A volte accade. Si ha la sensazione di trovarsi di fronte o, meglio, calati in un’epifania dalla nitidezza urgente e necessaria del dolore. Talvolta si riesce a essere condotti attraverso uno stato di lucida alterazione dei sensi − senza il ricorso a surrogati psicotropi − in una realtà a portata di mano eppur latente, testimoni di un bìos rivelato e liberato sciamanicamente con il solo ausilio del potere evocativo di una voce. Quando questo accade, il corpo dello sciamano perde consistenza, rilevanza: bastano le sue parole a costruire la realtà. E si comprende appieno l’etimo greco del termine poesia.
Maria Paiato è (perché dire interpreta parrebbe riduttivo) Auxilio Lacouture, personaggio donatoci dalla Storia e consegnatoci nel 1999 dalla penna di Roberto Bolaño, scrittore cileno tra i maggiori del secondo Novecento.
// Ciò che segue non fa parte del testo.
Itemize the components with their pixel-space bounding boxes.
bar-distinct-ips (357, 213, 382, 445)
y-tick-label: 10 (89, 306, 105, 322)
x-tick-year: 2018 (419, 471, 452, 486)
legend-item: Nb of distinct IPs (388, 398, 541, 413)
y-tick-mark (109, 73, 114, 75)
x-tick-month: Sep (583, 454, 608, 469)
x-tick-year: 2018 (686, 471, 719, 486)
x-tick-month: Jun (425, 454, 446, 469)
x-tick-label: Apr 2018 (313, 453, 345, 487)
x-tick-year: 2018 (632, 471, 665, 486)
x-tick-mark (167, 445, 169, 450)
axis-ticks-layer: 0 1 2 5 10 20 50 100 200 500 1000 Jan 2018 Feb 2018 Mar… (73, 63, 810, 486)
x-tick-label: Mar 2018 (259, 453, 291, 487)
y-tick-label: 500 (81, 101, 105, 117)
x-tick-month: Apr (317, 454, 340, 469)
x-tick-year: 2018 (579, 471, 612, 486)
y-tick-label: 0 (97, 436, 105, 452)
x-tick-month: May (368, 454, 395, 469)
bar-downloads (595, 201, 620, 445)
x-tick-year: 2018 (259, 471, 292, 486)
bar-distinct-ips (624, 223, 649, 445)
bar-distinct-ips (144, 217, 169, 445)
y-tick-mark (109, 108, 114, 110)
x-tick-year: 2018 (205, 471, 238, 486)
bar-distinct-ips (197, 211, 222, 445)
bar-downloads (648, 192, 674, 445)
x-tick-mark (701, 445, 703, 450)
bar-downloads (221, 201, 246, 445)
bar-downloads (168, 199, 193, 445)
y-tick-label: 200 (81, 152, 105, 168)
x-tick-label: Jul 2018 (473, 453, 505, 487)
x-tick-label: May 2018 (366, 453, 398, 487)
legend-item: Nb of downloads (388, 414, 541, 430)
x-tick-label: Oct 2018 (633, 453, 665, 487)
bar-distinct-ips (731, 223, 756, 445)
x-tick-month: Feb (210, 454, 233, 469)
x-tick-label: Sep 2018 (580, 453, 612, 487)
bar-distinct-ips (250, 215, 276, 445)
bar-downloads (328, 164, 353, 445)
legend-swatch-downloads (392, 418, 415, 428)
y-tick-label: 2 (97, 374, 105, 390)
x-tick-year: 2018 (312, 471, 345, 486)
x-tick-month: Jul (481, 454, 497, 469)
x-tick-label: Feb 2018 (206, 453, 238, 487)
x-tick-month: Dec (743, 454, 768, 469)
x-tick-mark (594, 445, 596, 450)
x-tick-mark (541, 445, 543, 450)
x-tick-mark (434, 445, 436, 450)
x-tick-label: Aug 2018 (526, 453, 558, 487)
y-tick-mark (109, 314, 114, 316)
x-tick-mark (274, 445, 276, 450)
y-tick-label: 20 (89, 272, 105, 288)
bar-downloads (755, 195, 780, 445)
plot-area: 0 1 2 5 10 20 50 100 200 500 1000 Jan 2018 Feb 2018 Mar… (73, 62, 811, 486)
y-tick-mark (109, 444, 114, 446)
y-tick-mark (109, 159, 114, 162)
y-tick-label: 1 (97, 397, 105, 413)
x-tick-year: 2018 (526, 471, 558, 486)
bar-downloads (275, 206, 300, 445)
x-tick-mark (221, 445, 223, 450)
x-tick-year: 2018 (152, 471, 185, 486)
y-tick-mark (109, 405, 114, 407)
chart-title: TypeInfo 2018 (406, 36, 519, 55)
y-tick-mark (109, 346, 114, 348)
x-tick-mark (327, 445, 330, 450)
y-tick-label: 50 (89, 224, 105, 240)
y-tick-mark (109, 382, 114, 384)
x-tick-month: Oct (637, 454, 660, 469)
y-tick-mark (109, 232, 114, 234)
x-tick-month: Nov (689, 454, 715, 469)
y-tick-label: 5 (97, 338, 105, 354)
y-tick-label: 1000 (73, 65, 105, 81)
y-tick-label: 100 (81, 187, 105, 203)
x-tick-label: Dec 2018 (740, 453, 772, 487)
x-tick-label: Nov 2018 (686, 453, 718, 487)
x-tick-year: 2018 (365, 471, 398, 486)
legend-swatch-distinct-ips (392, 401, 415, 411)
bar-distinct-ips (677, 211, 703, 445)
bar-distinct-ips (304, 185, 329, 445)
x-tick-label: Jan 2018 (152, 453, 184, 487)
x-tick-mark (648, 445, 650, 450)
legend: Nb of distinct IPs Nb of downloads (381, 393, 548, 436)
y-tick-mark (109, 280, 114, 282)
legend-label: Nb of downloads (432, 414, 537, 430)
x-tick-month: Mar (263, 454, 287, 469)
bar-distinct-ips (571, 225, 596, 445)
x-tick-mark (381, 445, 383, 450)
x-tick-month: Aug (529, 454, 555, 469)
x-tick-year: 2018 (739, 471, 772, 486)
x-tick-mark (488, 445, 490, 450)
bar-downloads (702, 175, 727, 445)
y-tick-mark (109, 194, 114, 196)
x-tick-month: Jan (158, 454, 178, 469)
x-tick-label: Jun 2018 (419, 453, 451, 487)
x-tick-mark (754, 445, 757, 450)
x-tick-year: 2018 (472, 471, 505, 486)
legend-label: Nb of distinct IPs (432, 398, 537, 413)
Auxilio: nomen omen − nel significato di protezione − a segnare il destino di una donna che, a suo modo, riuscì a resistere all’irruzione dell’esercito nel campus dell’Università dell’Autonomia di Città del Messico nel settembre del ’68. Testimone di un’ecatombe, il massacro degli studenti che si opposero alla repressione, rimase nascosta nei bagni della Facoltà di Lettere e Filosofia per dodici giorni, armata solo della sua tenacia e difesa da un libro di poesie di Pedro Garfias.
La vediamo avanzare dal fondo di una scena completamente vuota. È già significato: procede con passo di vecchia dimessa, incede dal fondo della Storia per darle voce, declinandola al minuscolo della propria vicenda personale. In mano regge, per poi deporlo sulle tavole del proscenio accanto a sé, un bicchiere pieno d’acqua in cui è immerso un fiore rosso: resterà ai piedi dell’attrice per tutta l’ora, o poco più, del monologo, piccola e magnifica sentinella di vita a difesa di un’altra altrettanto fragile e fiera.
È il simbolo della poesia, unico cibo di cui la giovane donna si nutrì per resistere all’assedio della Storia, per conservare il seme di un’umanità reietta e residuale, quella dei poeti latinoamericani di cui si dichiara madre.
Nel delirio in cui si getta insieme ai pochi che assistono in sala, i piani cronologici e spaziali saltano e si con-fondono, dando luogo a vertigini d’onnipotenza che si tuffano nelle crepe del fragile guscio d’uovo della mente di questa mitomane salvifica. Rabbia, tenerezza, pietà, determinazione, sgomento e speranza dolorante: tutto scaturisce dalla voce roca e penetrante della Paiato, ingabbiata in una camicetta color panna a fiorellini, mentre le sue braccia si librano come lingue di fuoco, svettando dalle spalle, coperte da un gilet acceso di un fucsia andino.
E narra la biografia di questa consorte del quotidiano di poeti e pittori di cui serviva l’esistenza, di cui conosceva l’intimità dei silenzi domestici e le detonazioni alcoliche durante i bagordi nei bar. S’incarica d’incarnare una nuova figura d’Erigone, superstite dell’olocausto di una generazione.
La sua è un’affabulazione psichedelica − risuonano anche le note di The Great Gig in the Sky, a un certo punto, sovraccaricando di eccedenze sonore la narrazione − che da sola sosterrebbe l’intera impalcatura diegetica dello spettacolo, frantumato, spesso nei momenti più fulgidi e convincenti, da inserti sonori e luministici descrittivi negli intenti e fastidiosi nei risultati.
Resta salva la credibilità del personaggio, la sua insania messianica, il medicamento sciamanico con cui restituisce alla vita i pochi a cui ha fatto dono del suo Amuleto.